In Turkey, noone drinks water from taps (at least in the western part of Turkey). It's mainly because the pipes in Turkey are old and not clean. But Turks have a good system for bottled water. When I used to live in the UK, we had to go to supermarkets and carry bottles of water from the supermarkets but in Turkey there’re lots of bottled water companies almost in every corner. You just call them, or if it’s very nearby you go to the shop and order your water. In 5 minutes or so, a guy brings 20 litres of water to your door for only 1 or 2 quid. It’s also environmentally friendly because you don’t waste water bottles, each time the water guy comes, he takes the previous one back and sends it to the factory to be cleaned and filled again with water.
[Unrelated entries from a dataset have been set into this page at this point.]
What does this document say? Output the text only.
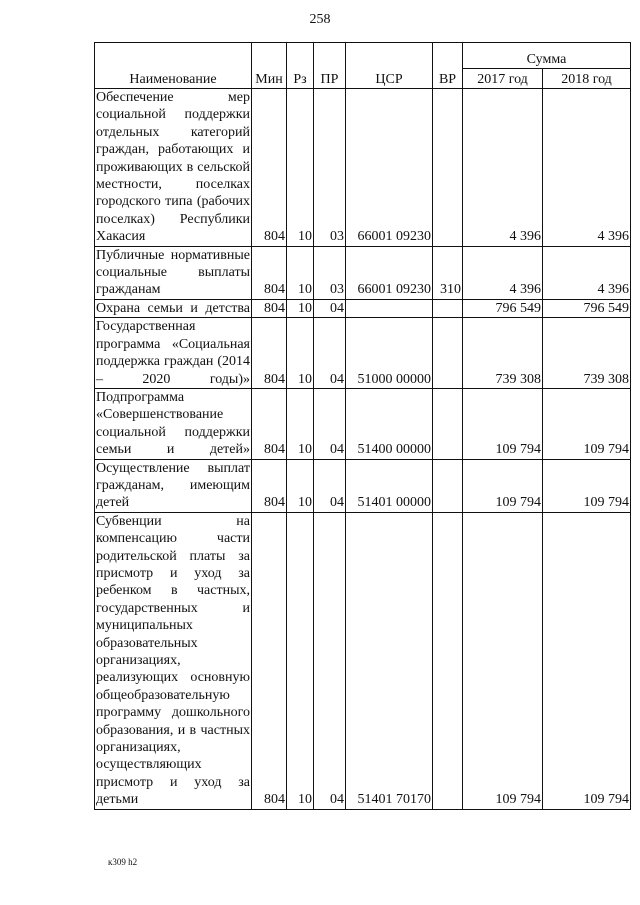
258
Наименование	Мин	Рз	ПР	ЦСР	ВР	Сумма	
						2017 год	2018 год
Обеспечение мер социальной поддержки отдельных категорий граждан, работающих и проживающих в сельской местности, поселках городского типа (рабочих поселках) Республики Хакасия	804	10	03	66001 09230		4 396	4 396
Публичные нормативные социальные выплаты гражданам	804	10	03	66001 09230	310	4 396	4 396
Охрана семьи и детства	804	10	04			796 549	796 549
Государственная программа «Социальная поддержка граждан (2014 – 2020 годы)»	804	10	04	51000 00000		739 308	739 308
Подпрограмма «Совершенствование социальной поддержки семьи и детей»	804	10	04	51400 00000		109 794	109 794
Осуществление выплат гражданам, имеющим детей	804	10	04	51401 00000		109 794	109 794
Субвенции на компенсацию части родительской платы за присмотр и уход за ребенком в частных, государственных и муниципальных образовательных организациях, реализующих основную общеобразовательную программу дошкольного образования, и в частных организациях, осуществляющих присмотр и уход за детьми	804	10	04	51401 70170		109 794	109 794
к309 h2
I guess this is partially environmentally friendly. Many people drink tap water in the UK, but if you ask me, it tastes horrible and it makes me really sick :(

Water and hair: The best water for washing my hair was in the UK. It was miraculous! My hair always had a great volume and it didn’t get fuzzy. But my experience in Turkey and South Korea was horrible. In Korea (well at least in Seoul), as far as I know, they just recycle water. So the water you use was possibly used by someone else before you. And the urban myth for this is Korean water increases the amount of hair you have!!! Particularly in Istanbul the water quality is very poor. Possibly water quality is better in Anatolia compared to Istanbul. Well, I have no idea about what they add into the water of a city of 16 million people.

Another thing about water is rain!!! I don’t know if it is another urban myth or not but what I heard was you should avoid rain touching skin/ face in Korea and England. The wind coming from China to Korea and the wind coming from France to England carry industrial particles that can be harmful for people who are exposed to the rain water...

In New Zealand, they use rain water as their drinking water (except in cities). Everyone has a water tank and they compile water in it throughout the year. My husband told me when he was a kid, he had to go to dentist to have fluoride treatment because they didn’t have any fluoride in the water that they used daily. Well, who would guess that there is an advantage of using city water!

Extra useless information: In Korean, every week day is attributed to an element. So the word for Wednesday is Su-yoil which mean water day. Interestingly, the word "su" (water) comes from Chinese and in Turkish su means water as well. I guess this word shows it well that in modern Turkish we still use the words that Turks brought with them from the Central Asia more than a thousand years ago.